Tıpkı telefonunuza uygulama güncellemesi indirir gibi çamaşır ve kurutma makineniz de güncellemelerle değişen yaşam tarzınıza ayak uyduruyor. 

Akıllı deterjan yönetimi: i-Dos ile her yıkamada doğru ölçü 

Makineyi tamamen doldurunca veya tek parça kıyafeti makineye attığınızda ne kadar deterjan koyacağınızı bilemiyor olabilirsiniz. İşte tam bu noktada i-Dos Deterjan Tarama teknolojisi devreye giriyor. Siemens Home Connect üzerinden şişelerin barkodunu okutup su sertliği ve deterjan yoğunluğunu makineye iletiyor, i-Dos ise her yıkamada doğru miktarı otomatik olarak ayarlıyor. Üstelik Siemens Home Connect uygulaması, deterjan seviyesini takip ederek deterjanınız tükenmeden önce size haber veriyor. Tek yapmanız gereken uygulamayı telefonunuza yüklemek ve çamaşır makinenizi uygulamaya bağlamak. 

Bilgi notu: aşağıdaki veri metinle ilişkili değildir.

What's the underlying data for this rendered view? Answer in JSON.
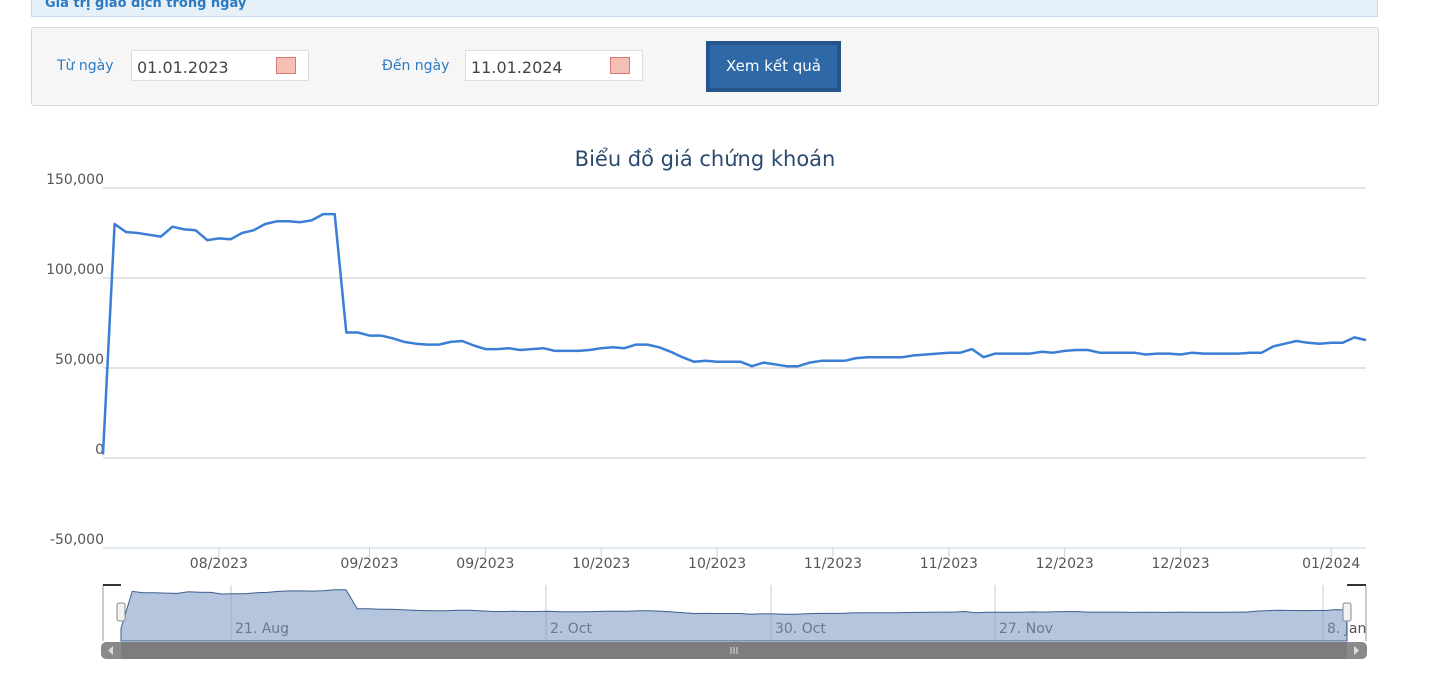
{
  "header": {
    "title": "Giá trị giao dịch trong ngày"
  },
  "form": {
    "from_label": "Từ ngày",
    "from_value": "01.01.2023",
    "to_label": "Đến ngày",
    "to_value": "11.01.2024",
    "button": "Xem kết quả"
  },
  "chart_data": {
    "type": "line",
    "title": "Biểu đồ giá chứng khoán",
    "color": "#3a7fd5",
    "grid": true,
    "categories": [
      null,
      null,
      null,
      null,
      null,
      null,
      null,
      null,
      null,
      null,
      "08/2023",
      null,
      null,
      null,
      null,
      null,
      null,
      null,
      null,
      null,
      null,
      null,
      null,
      "09/2023",
      null,
      null,
      null,
      null,
      null,
      null,
      null,
      null,
      null,
      "09/2023",
      null,
      null,
      null,
      null,
      null,
      null,
      null,
      null,
      null,
      "10/2023",
      null,
      null,
      null,
      null,
      null,
      null,
      null,
      null,
      null,
      "10/2023",
      null,
      null,
      null,
      null,
      null,
      null,
      null,
      null,
      null,
      "11/2023",
      null,
      null,
      null,
      null,
      null,
      null,
      null,
      null,
      null,
      "11/2023",
      null,
      null,
      null,
      null,
      null,
      null,
      null,
      null,
      null,
      "12/2023",
      null,
      null,
      null,
      null,
      null,
      null,
      null,
      null,
      null,
      "12/2023",
      null,
      null,
      null,
      null,
      null,
      null,
      null,
      null,
      null,
      null,
      null,
      null,
      "01/2024",
      null,
      null,
      null
    ],
    "values": [
      2000,
      130000,
      125500,
      125000,
      124000,
      123000,
      128500,
      127000,
      126500,
      121000,
      122000,
      121500,
      125000,
      126500,
      130000,
      131500,
      131500,
      131000,
      132000,
      135500,
      135500,
      69700,
      69700,
      68000,
      68000,
      66500,
      64500,
      63500,
      63000,
      63000,
      64500,
      65000,
      62500,
      60500,
      60500,
      61000,
      60000,
      60500,
      61000,
      59500,
      59500,
      59500,
      60000,
      61000,
      61500,
      61000,
      63000,
      63000,
      61500,
      59000,
      56000,
      53500,
      54000,
      53500,
      53500,
      53500,
      51000,
      53000,
      52000,
      51000,
      51000,
      53000,
      54000,
      54000,
      54000,
      55500,
      56000,
      56000,
      56000,
      56000,
      57000,
      57500,
      58000,
      58500,
      58500,
      60500,
      56000,
      58000,
      58000,
      58000,
      58000,
      59000,
      58500,
      59500,
      60000,
      60000,
      58500,
      58500,
      58500,
      58500,
      57500,
      58000,
      58000,
      57500,
      58500,
      58000,
      58000,
      58000,
      58000,
      58500,
      58500,
      62000,
      63500,
      65000,
      64000,
      63500,
      64000,
      64000,
      67000,
      65500
    ],
    "ylim": [
      -50000,
      150000
    ],
    "yticks": [
      {
        "value": -50000,
        "label": "-50,000"
      },
      0,
      {
        "value": 50000,
        "label": "50,000"
      },
      {
        "value": 100000,
        "label": "100,000"
      },
      {
        "value": 150000,
        "label": "150,000"
      }
    ],
    "navigator_labels": [
      "21. Aug",
      "2. Oct",
      "30. Oct",
      "27. Nov",
      "8. Jan"
    ]
  }
}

stainRemoval teknolojisi: Zorlu lekelerle inatlaşmayı unutun 

Çay, yağ, makyaj, çikolata lekeleri… Gün içinde fark etmeden üzerinize bulaşan lekeler artık kâbus olmaktan çıkıyor. Siemens iQ500 çamaşır makinesi ile stainRemoval teknolojisi devreye giriyor. Tek bir dokunuşla çay, yağ, kozmetik veya günlük hayatta karşılaştığınız diğer zor lekeler için özel programları aktif edebilirsiniz. 

Siemens Home Connect uygulaması sayesinde daha fazla leke türünü ve bunlar için geliştirilmiş özel programları keşfetmek de mümkün. Yani sadece “lekeyi çıkar” demekle kalmıyor, sizin için en doğru yıkama programını da otomatik olarak öneriyor. Böylece hem lekelerle uğraşmak zorunda kalmıyor hem de giysilerinizin ömrünü koruyorsunuz. 

Artık çocuğunuza yemek yedirirken dökülen yemek lekeleri, kahve kazaları ya da mutfakta sıçrayan yağ lekeleri sizi endişelendirmiyor. stainRemoval, günlük hayatın getirdiği küçük sürprizlere karşı en güvenilir yardımcınız oluyor. 

Siemens iQ500 çamaşır ve kurutma makineleri, artık sadece kıyafetlerinizi temizleyen makineler değil; size zaman, konfor ve güven veren akıllı iş ortaklarınızdır. Ütüye harcadığınız vakti kendinize ayırın, lekelerle uğraşmayı unutun ve teknolojinin yaşam alanınıza uyumunun keyfini yaşayın.

*Bu yazı Siemens’in katkılarıyla hazırlanmıştır.